The CCI will give Honda time to respond to the report by the DG before ruling on the matter. HMSI did not reply to emailed requests for comment.
The report also found that the company required that dealers refuse to deal with competing products and forced them to accept slow-moving stock from the company to help it meet internal sales targets, the official, who did not wish to be identified, said.
Honda also debited dealership accounts for advertising expenses and forced dealers to enter into tie-ups with an agency specified by the company, the report has said. The report has charged the company with restricting dealers to sell only authorised annual maintenance contracts to customers at a rate fixed by the company.
The DG’s report claims to have found evidence of the market abuse through emails to dealers as also their depositions. Honda’s employees also provided evidence.
Dealers were forced to comply with the ‘anti-competitive’ practices imposed by the company failing which their dealership could be terminated, the report has observed. These conditions imposed on manufacturers could be seen as violations of Sections 3 and 4 of the Competition Act. These sections prohibit manufacturers from imposing unfair or discriminatory conditions or entering into agreements that are likely to cause appreciable adverse effect on competition.
Experts, however, have pointed out that guidelines on prices, restrictions on sale of allied products from select brands and geographical restrictions are common across the automotive industry.

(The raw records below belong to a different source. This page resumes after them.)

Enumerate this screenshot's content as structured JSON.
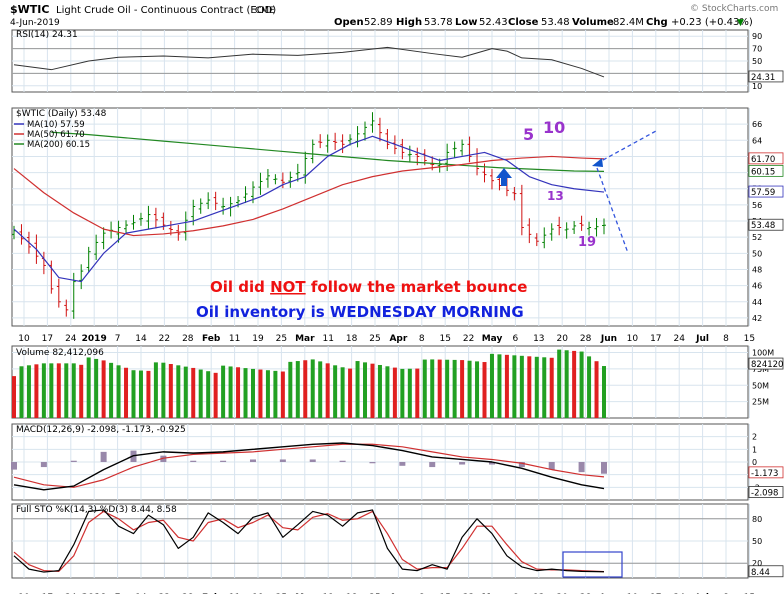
{
  "header": {
    "symbol": "$WTIC",
    "name": "Light Crude Oil - Continuous Contract (EOD)",
    "exchange": "CME",
    "date": "4-Jun-2019",
    "open_label": "Open",
    "open": "52.89",
    "high_label": "High",
    "high": "53.78",
    "low_label": "Low",
    "low": "52.43",
    "close_label": "Close",
    "close": "53.48",
    "volume_label": "Volume",
    "volume": "82.4M",
    "chg_label": "Chg",
    "chg": "+0.23 (+0.43%)",
    "watermark": "© StockCharts.com",
    "arrow_symbol": "▼"
  },
  "colors": {
    "up": "#008000",
    "down": "#d01010",
    "ma10": "#3333bb",
    "ma50": "#d03030",
    "ma200": "#228822",
    "rsi": "#333333",
    "volume_up": "#22a022",
    "volume_down": "#e02020",
    "macd": "#000000",
    "signal": "#d03030",
    "histogram": "#9988aa",
    "stoch_k": "#000000",
    "stoch_d": "#d03030",
    "annotation_red": "#ee1111",
    "annotation_blue": "#1122dd",
    "count_purple": "#9933cc",
    "marker_blue": "#1155cc"
  },
  "x_axis": {
    "labels": [
      "10",
      "17",
      "24",
      "2019",
      "7",
      "14",
      "22",
      "28",
      "Feb",
      "11",
      "19",
      "25",
      "Mar",
      "11",
      "18",
      "25",
      "Apr",
      "8",
      "15",
      "22",
      "May",
      "6",
      "13",
      "20",
      "28",
      "Jun",
      "10",
      "17",
      "24",
      "Jul",
      "8",
      "15"
    ],
    "bold_labels": [
      "2019",
      "Feb",
      "Mar",
      "Apr",
      "May",
      "Jun",
      "Jul"
    ]
  },
  "chart_data": [
    {
      "type": "line",
      "panel": "rsi",
      "title": "RSI(14) 24.31",
      "y_ticks": [
        10,
        30,
        50,
        70,
        90
      ],
      "ylim": [
        0,
        100
      ],
      "reference_lines": [
        30,
        70
      ],
      "current": "24.31",
      "series": [
        {
          "name": "RSI(14)",
          "x": [
            0,
            5,
            10,
            14,
            20,
            26,
            32,
            38,
            44,
            50,
            56,
            60,
            64,
            66,
            68,
            72,
            76,
            79
          ],
          "values": [
            44,
            36,
            50,
            56,
            58,
            55,
            61,
            59,
            64,
            72,
            62,
            56,
            70,
            66,
            55,
            52,
            38,
            24.31
          ]
        }
      ]
    },
    {
      "type": "candlestick",
      "panel": "price",
      "title": "$WTIC (Daily) 53.48",
      "legend": [
        "MA(10) 57.59",
        "MA(50) 61.70",
        "MA(200) 60.15"
      ],
      "y_ticks": [
        42,
        44,
        46,
        48,
        50,
        52,
        54,
        56,
        58,
        60,
        62,
        64,
        66
      ],
      "ylim": [
        41,
        68
      ],
      "right_labels": [
        "61.70",
        "60.15",
        "57.59",
        "53.48"
      ],
      "series": [
        {
          "name": "Daily close",
          "x": [
            0,
            2,
            4,
            5,
            6,
            7,
            8,
            9,
            10,
            12,
            14,
            16,
            18,
            20,
            22,
            24,
            26,
            28,
            30,
            32,
            34,
            36,
            38,
            40,
            42,
            44,
            46,
            48,
            50,
            52,
            54,
            55,
            56,
            57,
            58,
            60,
            62,
            64,
            66,
            67,
            68,
            70,
            72,
            73,
            74,
            75,
            76,
            77,
            78,
            79
          ],
          "values": [
            52.8,
            50.8,
            48.5,
            45.6,
            44.0,
            43.0,
            46.5,
            47.8,
            50.2,
            52.5,
            53.2,
            53.8,
            54.8,
            53.5,
            52.4,
            55.8,
            56.6,
            55.8,
            56.5,
            58.2,
            59.6,
            58.8,
            60.0,
            63.5,
            64.0,
            63.5,
            64.8,
            66.4,
            63.5,
            62.5,
            62.0,
            61.5,
            61.0,
            61.0,
            62.5,
            63.5,
            60.5,
            59.0,
            57.8,
            57.4,
            53.2,
            51.5,
            53.0,
            53.2,
            53.0,
            53.4,
            53.5,
            53.2,
            53.3,
            53.48
          ]
        },
        {
          "name": "MA(10)",
          "x": [
            0,
            3,
            6,
            9,
            12,
            15,
            18,
            21,
            24,
            27,
            30,
            33,
            36,
            39,
            42,
            45,
            48,
            51,
            54,
            57,
            60,
            63,
            66,
            69,
            72,
            75,
            79
          ],
          "values": [
            53.0,
            50.5,
            47.0,
            46.5,
            50.0,
            52.5,
            53.0,
            53.5,
            54.0,
            55.0,
            56.0,
            57.0,
            58.5,
            59.5,
            62.0,
            63.5,
            64.5,
            63.5,
            62.5,
            61.5,
            62.0,
            62.5,
            61.5,
            59.5,
            58.5,
            58.0,
            57.59
          ]
        },
        {
          "name": "MA(50)",
          "x": [
            0,
            4,
            8,
            12,
            16,
            20,
            24,
            28,
            32,
            36,
            40,
            44,
            48,
            52,
            56,
            60,
            64,
            68,
            72,
            76,
            79
          ],
          "values": [
            60.5,
            57.5,
            55.0,
            53.0,
            52.2,
            52.4,
            52.8,
            53.4,
            54.2,
            55.5,
            57.0,
            58.5,
            59.5,
            60.2,
            60.6,
            61.0,
            61.5,
            61.8,
            62.0,
            61.8,
            61.7
          ]
        },
        {
          "name": "MA(200)",
          "x": [
            5,
            10,
            15,
            20,
            25,
            30,
            35,
            40,
            45,
            50,
            55,
            60,
            65,
            70,
            75,
            79
          ],
          "values": [
            65.0,
            64.7,
            64.3,
            63.9,
            63.5,
            63.1,
            62.7,
            62.3,
            61.9,
            61.5,
            61.2,
            60.9,
            60.6,
            60.4,
            60.2,
            60.15
          ]
        }
      ]
    },
    {
      "type": "bar",
      "panel": "volume",
      "title": "Volume 82,412,096",
      "y_ticks": [
        "25M",
        "50M",
        "75M",
        "100M"
      ],
      "ylim": [
        0,
        110
      ],
      "right_label": "82412096",
      "series": [
        {
          "name": "Volume (M)",
          "x": [
            0,
            4,
            8,
            12,
            16,
            20,
            24,
            28,
            32,
            36,
            40,
            44,
            48,
            52,
            56,
            60,
            64,
            68,
            72,
            76,
            79
          ],
          "values": [
            70,
            82,
            88,
            85,
            76,
            80,
            78,
            74,
            75,
            77,
            88,
            82,
            80,
            78,
            85,
            90,
            92,
            95,
            98,
            100,
            82.4
          ]
        }
      ]
    },
    {
      "type": "line",
      "panel": "macd",
      "title": "MACD(12,26,9) -2.098, -1.173, -0.925",
      "y_ticks": [
        -2,
        -1,
        0,
        1,
        2
      ],
      "ylim": [
        -3,
        3
      ],
      "right_labels": [
        "-1.173",
        "-2.098"
      ],
      "series": [
        {
          "name": "MACD",
          "x": [
            0,
            4,
            8,
            12,
            16,
            20,
            24,
            28,
            32,
            36,
            40,
            44,
            48,
            52,
            56,
            60,
            64,
            68,
            72,
            76,
            79
          ],
          "values": [
            -1.8,
            -2.2,
            -1.9,
            -0.6,
            0.5,
            0.8,
            0.7,
            0.8,
            1.0,
            1.2,
            1.4,
            1.5,
            1.3,
            0.9,
            0.4,
            0.2,
            0.0,
            -0.5,
            -1.2,
            -1.8,
            -2.098
          ]
        },
        {
          "name": "Signal",
          "x": [
            0,
            4,
            8,
            12,
            16,
            20,
            24,
            28,
            32,
            36,
            40,
            44,
            48,
            52,
            56,
            60,
            64,
            68,
            72,
            76,
            79
          ],
          "values": [
            -1.2,
            -1.8,
            -2.0,
            -1.4,
            -0.4,
            0.3,
            0.6,
            0.7,
            0.8,
            1.0,
            1.2,
            1.4,
            1.4,
            1.2,
            0.8,
            0.4,
            0.2,
            -0.1,
            -0.6,
            -1.0,
            -1.173
          ]
        }
      ]
    },
    {
      "type": "line",
      "panel": "stochastic",
      "title": "Full STO %K(14,3) %D(3) 8.44, 8.58",
      "y_ticks": [
        20,
        50,
        80
      ],
      "ylim": [
        0,
        100
      ],
      "reference_lines": [
        20,
        80
      ],
      "right_label": "8.44",
      "series": [
        {
          "name": "%K",
          "x": [
            0,
            2,
            4,
            6,
            8,
            10,
            12,
            14,
            16,
            18,
            20,
            22,
            24,
            26,
            28,
            30,
            32,
            34,
            36,
            38,
            40,
            42,
            44,
            46,
            48,
            50,
            52,
            54,
            56,
            58,
            60,
            62,
            64,
            66,
            68,
            70,
            72,
            74,
            76,
            79
          ],
          "values": [
            30,
            12,
            8,
            10,
            45,
            90,
            92,
            70,
            60,
            85,
            72,
            40,
            55,
            88,
            75,
            60,
            82,
            88,
            55,
            72,
            90,
            85,
            70,
            88,
            92,
            40,
            12,
            10,
            18,
            12,
            55,
            80,
            60,
            30,
            15,
            10,
            12,
            10,
            9,
            8.44
          ]
        },
        {
          "name": "%D",
          "x": [
            0,
            2,
            4,
            6,
            8,
            10,
            12,
            14,
            16,
            18,
            20,
            22,
            24,
            26,
            28,
            30,
            32,
            34,
            36,
            38,
            40,
            42,
            44,
            46,
            48,
            50,
            52,
            54,
            56,
            58,
            60,
            62,
            64,
            66,
            68,
            70,
            72,
            74,
            76,
            79
          ],
          "values": [
            35,
            18,
            10,
            9,
            30,
            75,
            90,
            80,
            65,
            75,
            78,
            55,
            50,
            75,
            80,
            68,
            75,
            85,
            68,
            65,
            82,
            87,
            78,
            80,
            90,
            60,
            25,
            12,
            14,
            14,
            40,
            70,
            70,
            45,
            22,
            12,
            11,
            11,
            10,
            8.58
          ]
        }
      ]
    }
  ],
  "annotations": {
    "headline_1_prefix": "Oil did ",
    "headline_1_emphasis": "NOT",
    "headline_1_suffix": " follow the market bounce",
    "headline_2": "Oil inventory is WEDNESDAY MORNING",
    "count_5": "5",
    "count_10": "10",
    "count_13": "13",
    "count_19": "19"
  }
}
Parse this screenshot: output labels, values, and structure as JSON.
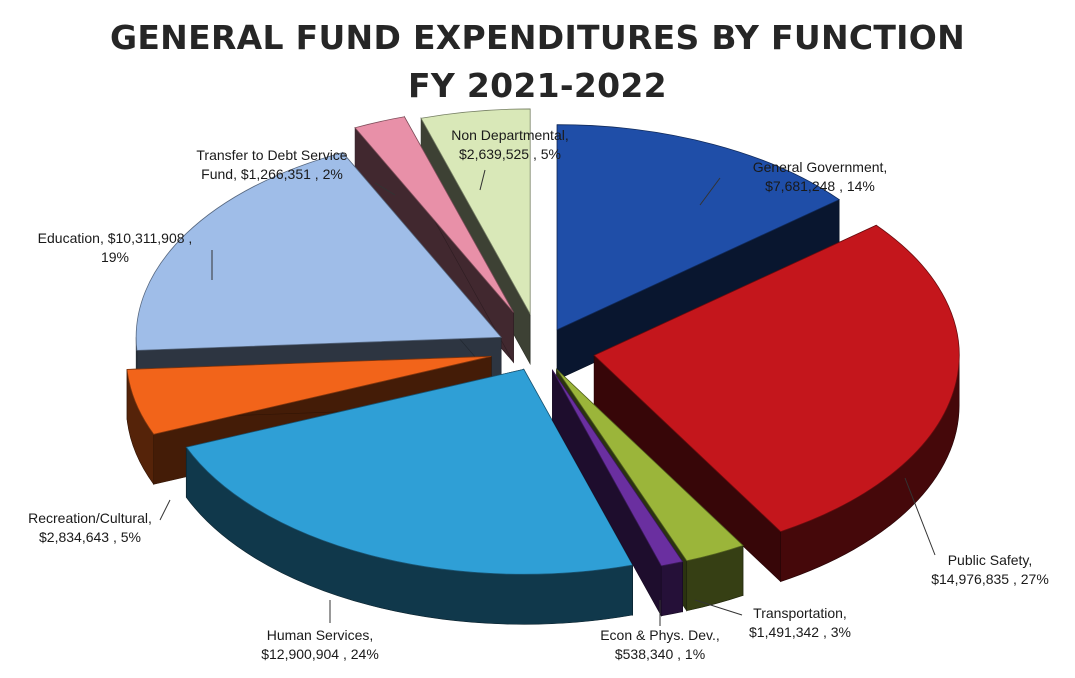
{
  "title_line1": "GENERAL FUND EXPENDITURES BY FUNCTION",
  "title_line2": "FY 2021-2022",
  "chart_data": {
    "type": "pie",
    "style": "3d-exploded",
    "slices": [
      {
        "key": "general-government",
        "name": "General Government",
        "value": 7681248,
        "value_label": "$7,681,248",
        "percent_label": "14%",
        "label_lines": [
          "General Government,",
          "$7,681,248 , 14%"
        ],
        "color": "#1f4ea8"
      },
      {
        "key": "public-safety",
        "name": "Public Safety",
        "value": 14976835,
        "value_label": "$14,976,835",
        "percent_label": "27%",
        "label_lines": [
          "Public Safety,",
          "$14,976,835 , 27%"
        ],
        "color": "#c4161c"
      },
      {
        "key": "transportation",
        "name": "Transportation",
        "value": 1491342,
        "value_label": "$1,491,342",
        "percent_label": "3%",
        "label_lines": [
          "Transportation,",
          "$1,491,342 , 3%"
        ],
        "color": "#9bb53a"
      },
      {
        "key": "econ-phys-dev",
        "name": "Econ & Phys. Dev.",
        "value": 538340,
        "value_label": "$538,340",
        "percent_label": "1%",
        "label_lines": [
          "Econ & Phys. Dev.,",
          "$538,340 , 1%"
        ],
        "color": "#6a2fa0"
      },
      {
        "key": "human-services",
        "name": "Human Services",
        "value": 12900904,
        "value_label": "$12,900,904",
        "percent_label": "24%",
        "label_lines": [
          "Human Services,",
          "$12,900,904 , 24%"
        ],
        "color": "#2f9fd6"
      },
      {
        "key": "recreation-cultural",
        "name": "Recreation/Cultural",
        "value": 2834643,
        "value_label": "$2,834,643",
        "percent_label": "5%",
        "label_lines": [
          "Recreation/Cultural,",
          "$2,834,643 , 5%"
        ],
        "color": "#f2641a"
      },
      {
        "key": "education",
        "name": "Education",
        "value": 10311908,
        "value_label": "$10,311,908",
        "percent_label": "19%",
        "label_lines": [
          "Education,  $10,311,908 ,",
          "19%"
        ],
        "color": "#9fbde8"
      },
      {
        "key": "transfer-debt-service",
        "name": "Transfer to Debt Service Fund",
        "value": 1266351,
        "value_label": "$1,266,351",
        "percent_label": "2%",
        "label_lines": [
          "Transfer to Debt Service",
          "Fund,  $1,266,351 , 2%"
        ],
        "color": "#e890a8"
      },
      {
        "key": "non-departmental",
        "name": "Non Departmental",
        "value": 2639525,
        "value_label": "$2,639,525",
        "percent_label": "5%",
        "label_lines": [
          "Non Departmental,",
          "$2,639,525 , 5%"
        ],
        "color": "#d9e8b8"
      }
    ]
  }
}
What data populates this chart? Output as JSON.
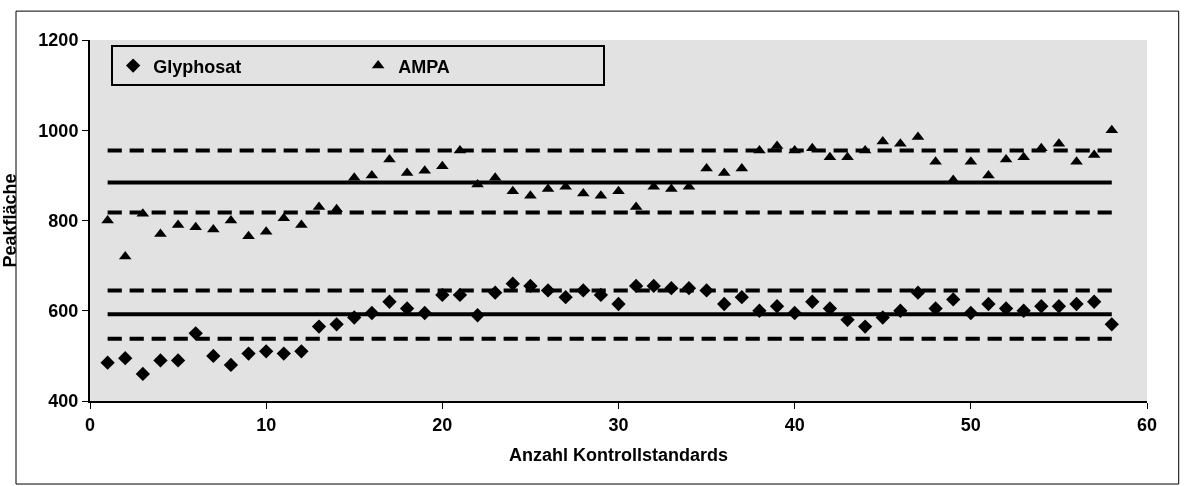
{
  "chart_data": {
    "type": "scatter",
    "xlabel": "Anzahl Kontrollstandards",
    "ylabel": "Peakfläche",
    "x": [
      1,
      2,
      3,
      4,
      5,
      6,
      7,
      8,
      9,
      10,
      11,
      12,
      13,
      14,
      15,
      16,
      17,
      18,
      19,
      20,
      21,
      22,
      23,
      24,
      25,
      26,
      27,
      28,
      29,
      30,
      31,
      32,
      33,
      34,
      35,
      36,
      37,
      38,
      39,
      40,
      41,
      42,
      43,
      44,
      45,
      46,
      47,
      48,
      49,
      50,
      51,
      52,
      53,
      54,
      55,
      56,
      57,
      58
    ],
    "series": [
      {
        "name": "Glyphosat",
        "color": "#000000",
        "marker": "diamond",
        "values": [
          485,
          495,
          460,
          490,
          490,
          550,
          500,
          480,
          505,
          510,
          505,
          510,
          565,
          570,
          585,
          595,
          620,
          605,
          595,
          635,
          635,
          590,
          640,
          660,
          655,
          645,
          630,
          645,
          635,
          615,
          655,
          655,
          650,
          650,
          645,
          615,
          630,
          600,
          610,
          595,
          620,
          605,
          580,
          565,
          585,
          600,
          640,
          605,
          625,
          595,
          615,
          605,
          600,
          610,
          610,
          615,
          620,
          570
        ]
      },
      {
        "name": "AMPA",
        "color": "#000000",
        "marker": "triangle",
        "values": [
          800,
          720,
          815,
          770,
          790,
          785,
          780,
          800,
          765,
          775,
          805,
          790,
          830,
          825,
          895,
          900,
          935,
          905,
          910,
          920,
          955,
          880,
          895,
          865,
          855,
          870,
          875,
          860,
          855,
          865,
          830,
          875,
          870,
          875,
          915,
          905,
          915,
          955,
          965,
          955,
          960,
          940,
          940,
          955,
          975,
          970,
          985,
          930,
          890,
          930,
          900,
          935,
          940,
          960,
          970,
          930,
          945,
          1000
        ]
      },
      {
        "type": "line",
        "color": "#000000",
        "line_style": "solid",
        "values": [
          884,
          884,
          884,
          884,
          884,
          884,
          884,
          884,
          884,
          884,
          884,
          884,
          884,
          884,
          884,
          884,
          884,
          884,
          884,
          884,
          884,
          884,
          884,
          884,
          884,
          884,
          884,
          884,
          884,
          884,
          884,
          884,
          884,
          884,
          884,
          884,
          884,
          884,
          884,
          884,
          884,
          884,
          884,
          884,
          884,
          884,
          884,
          884,
          884,
          884,
          884,
          884,
          884,
          884,
          884,
          884,
          884,
          884
        ]
      },
      {
        "type": "line",
        "color": "#000000",
        "line_style": "dashed",
        "values": [
          955,
          955,
          955,
          955,
          955,
          955,
          955,
          955,
          955,
          955,
          955,
          955,
          955,
          955,
          955,
          955,
          955,
          955,
          955,
          955,
          955,
          955,
          955,
          955,
          955,
          955,
          955,
          955,
          955,
          955,
          955,
          955,
          955,
          955,
          955,
          955,
          955,
          955,
          955,
          955,
          955,
          955,
          955,
          955,
          955,
          955,
          955,
          955,
          955,
          955,
          955,
          955,
          955,
          955,
          955,
          955,
          955,
          955
        ]
      },
      {
        "type": "line",
        "color": "#000000",
        "line_style": "dashed",
        "values": [
          818,
          818,
          818,
          818,
          818,
          818,
          818,
          818,
          818,
          818,
          818,
          818,
          818,
          818,
          818,
          818,
          818,
          818,
          818,
          818,
          818,
          818,
          818,
          818,
          818,
          818,
          818,
          818,
          818,
          818,
          818,
          818,
          818,
          818,
          818,
          818,
          818,
          818,
          818,
          818,
          818,
          818,
          818,
          818,
          818,
          818,
          818,
          818,
          818,
          818,
          818,
          818,
          818,
          818,
          818,
          818,
          818,
          818
        ]
      },
      {
        "type": "line",
        "color": "#000000",
        "line_style": "solid",
        "values": [
          592,
          592,
          592,
          592,
          592,
          592,
          592,
          592,
          592,
          592,
          592,
          592,
          592,
          592,
          592,
          592,
          592,
          592,
          592,
          592,
          592,
          592,
          592,
          592,
          592,
          592,
          592,
          592,
          592,
          592,
          592,
          592,
          592,
          592,
          592,
          592,
          592,
          592,
          592,
          592,
          592,
          592,
          592,
          592,
          592,
          592,
          592,
          592,
          592,
          592,
          592,
          592,
          592,
          592,
          592,
          592,
          592,
          592
        ]
      },
      {
        "type": "line",
        "color": "#000000",
        "line_style": "dashed",
        "values": [
          645,
          645,
          645,
          645,
          645,
          645,
          645,
          645,
          645,
          645,
          645,
          645,
          645,
          645,
          645,
          645,
          645,
          645,
          645,
          645,
          645,
          645,
          645,
          645,
          645,
          645,
          645,
          645,
          645,
          645,
          645,
          645,
          645,
          645,
          645,
          645,
          645,
          645,
          645,
          645,
          645,
          645,
          645,
          645,
          645,
          645,
          645,
          645,
          645,
          645,
          645,
          645,
          645,
          645,
          645,
          645,
          645,
          645
        ]
      },
      {
        "type": "line",
        "color": "#000000",
        "line_style": "dashed",
        "values": [
          538,
          538,
          538,
          538,
          538,
          538,
          538,
          538,
          538,
          538,
          538,
          538,
          538,
          538,
          538,
          538,
          538,
          538,
          538,
          538,
          538,
          538,
          538,
          538,
          538,
          538,
          538,
          538,
          538,
          538,
          538,
          538,
          538,
          538,
          538,
          538,
          538,
          538,
          538,
          538,
          538,
          538,
          538,
          538,
          538,
          538,
          538,
          538,
          538,
          538,
          538,
          538,
          538,
          538,
          538,
          538,
          538,
          538
        ]
      }
    ],
    "xlim": [
      0,
      60
    ],
    "xticks": [
      0,
      10,
      20,
      30,
      40,
      50,
      60
    ],
    "ylim": [
      400,
      1200
    ],
    "yticks": [
      400,
      600,
      800,
      1000,
      1200
    ],
    "grid": false,
    "legend": "top left"
  }
}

“It becomes an issue when certain dealers offer lower prices because it creates inter-dealer rivalry. It also affects the resale price of the products which is part of the marketing promise to customers,” said an industry expert who wished to remain anonymous, adding that the practice of restricting dealers from cutting their own margins to offer discounts was not legal. He also said he expected that may expand investigations into the rest of the automobile sector if it did decide to penalise HMSI.